The implications of this supervisory action extend beyond immediate compliance, potentially setting a benchmark for future EU crypto supervision. Yuriy Brisov noted that the findings from the CSA will directly influence two live regulatory debates: the ongoing review of MiCA and the proposal to centralize the supervision of all CASPs from national regulators to ESMA. This centralization trend suggests a move toward a more unified and stringent oversight model, reducing regulatory fragmentation across member states. As the EU refines its approach, the ability of CASPs to demonstrate operational resilience will likely become a prerequisite for market access, rather than a post-licensing formality. The scrutiny applied by ESMA serves as a precursor to what may become a standardized expectation for all crypto custodians operating within the jurisdiction.

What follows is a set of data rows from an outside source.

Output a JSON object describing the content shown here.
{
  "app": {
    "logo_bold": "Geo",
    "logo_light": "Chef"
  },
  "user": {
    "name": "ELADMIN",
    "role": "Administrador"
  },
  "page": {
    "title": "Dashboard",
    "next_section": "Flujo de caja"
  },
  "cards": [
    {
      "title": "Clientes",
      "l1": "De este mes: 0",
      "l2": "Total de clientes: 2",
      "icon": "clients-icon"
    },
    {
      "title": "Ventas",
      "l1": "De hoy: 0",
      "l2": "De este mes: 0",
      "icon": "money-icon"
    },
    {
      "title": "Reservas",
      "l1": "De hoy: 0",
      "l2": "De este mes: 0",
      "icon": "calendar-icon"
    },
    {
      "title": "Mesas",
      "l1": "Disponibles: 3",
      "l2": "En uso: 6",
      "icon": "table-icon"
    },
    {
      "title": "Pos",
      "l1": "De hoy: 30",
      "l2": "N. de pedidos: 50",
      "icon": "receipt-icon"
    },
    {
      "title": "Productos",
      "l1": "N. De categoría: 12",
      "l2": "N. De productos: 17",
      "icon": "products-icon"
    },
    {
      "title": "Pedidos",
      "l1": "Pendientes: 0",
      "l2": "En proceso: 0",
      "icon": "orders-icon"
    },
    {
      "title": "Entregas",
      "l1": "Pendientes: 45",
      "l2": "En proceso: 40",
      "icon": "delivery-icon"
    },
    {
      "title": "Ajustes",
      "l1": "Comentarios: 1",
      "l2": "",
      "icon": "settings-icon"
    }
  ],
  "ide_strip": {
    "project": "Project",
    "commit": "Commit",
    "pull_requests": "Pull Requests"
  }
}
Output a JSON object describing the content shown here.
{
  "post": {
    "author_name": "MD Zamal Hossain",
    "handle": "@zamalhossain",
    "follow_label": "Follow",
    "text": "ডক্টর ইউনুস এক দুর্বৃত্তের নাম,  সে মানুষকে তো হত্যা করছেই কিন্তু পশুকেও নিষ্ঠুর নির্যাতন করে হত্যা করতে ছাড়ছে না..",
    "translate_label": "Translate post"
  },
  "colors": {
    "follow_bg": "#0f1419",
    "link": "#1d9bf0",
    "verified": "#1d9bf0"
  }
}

Ultimately, the launch of the Common Supervisory Action signifies a new era for crypto custodians in Europe, where operational resilience is paramount. The transition from licensing to continuous operational verification demands that CASPs invest heavily in robust security frameworks and transparent reporting mechanisms. As institutional capital continues to flow into digital assets, the demand for proven, resilient custody solutions will only intensify. Regulatory bodies like ESMA are clearly signaling that compliance is not a static achievement but a dynamic process requiring constant vigilance and adaptation. This marks a fundamental shift in the industry, where the burden of proof lies squarely on the custodians to demonstrate their capability to protect assets in an increasingly complex threat landscape.